Pemetrexed, a multi-folate inhibitor combined with a platinum compound is the first-line treatment of malignant mesothelioma, but median survival is still one year. Intrinsic and acquired resistance ...to pemetrexed is common, but its biological basis is obscure. Here we report for the first time a genome-wide profile of acquired resistance in the tumour from an exceptional case with advanced pleural mesothelioma and almost six years survival after 39 cycles of second-line pemetrexed/carboplatin treatment.
Genome-wide analysis with Illumina BeadChip Kit of 25,000 genes was performed on mRNA from pre-treatment and post-resistance biopsies from this individual as well on case and control samples from our previously published study (in total 17 samples). Cell specific expression of proteins encoded by selected genes were analysed by immunohistochemistry. Serial serum levels of CA125, CYFRA21-1 and SMRP levels were examined. TS protein, the main target of pemetrexed was overexpressed.
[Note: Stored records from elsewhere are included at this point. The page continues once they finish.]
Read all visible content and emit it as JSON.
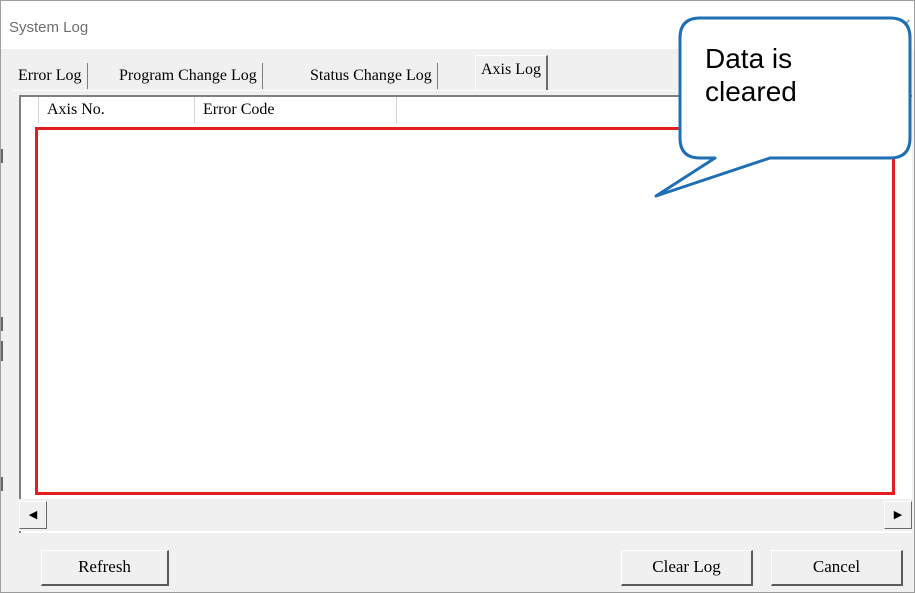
{
  "window": {
    "title": "System Log",
    "close_glyph": "✕"
  },
  "tabs": [
    {
      "label": "Error Log",
      "active": false
    },
    {
      "label": "Program Change Log",
      "active": false
    },
    {
      "label": "Status Change Log",
      "active": false
    },
    {
      "label": "Axis Log",
      "active": true
    }
  ],
  "list": {
    "columns": [
      "Axis No.",
      "Error Code"
    ],
    "rows": []
  },
  "scrollbar": {
    "left_arrow": "◀",
    "right_arrow": "▶"
  },
  "buttons": {
    "refresh": "Refresh",
    "clear_log": "Clear Log",
    "cancel": "Cancel"
  },
  "callout": {
    "line1": "Data is",
    "line2": "cleared"
  },
  "colors": {
    "highlight_border": "#e41e1e",
    "callout_stroke": "#1f6fb5"
  }
}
Proteins and genes related to DNA damage response, elongation and telomere extension and repair related directly and indirectly to platinum resistance were overexpressed, as the CHK1 protein and the genes CHEK2, LIG3, POLD1, POLA2, FANCD2, PRPF19, RECQ5 respectively, the last two not previously described in mesothelioma. We observed a down-regulation of leukocyte transendothelial migration and cell adhesion molecules pathways. Silencing of NT5C in two mesothelioma cell lines did not sensitize the cells to Pemetrexed. Proposed resistance markers are TS, KRT7/ CK7, TYMP/ thymidine phosphorylase and down-regulated SPARCL1 and CDKN1B. Moreover, comparison of the primary expression of the sensitive versus a primary resistant case showed multi-fold overexpressed DNA repair, cell cycle, cytokinesis, and spindle formation in the latter. Serum CA125 and SMRP reflected the clinical and radiological course and tumour burden.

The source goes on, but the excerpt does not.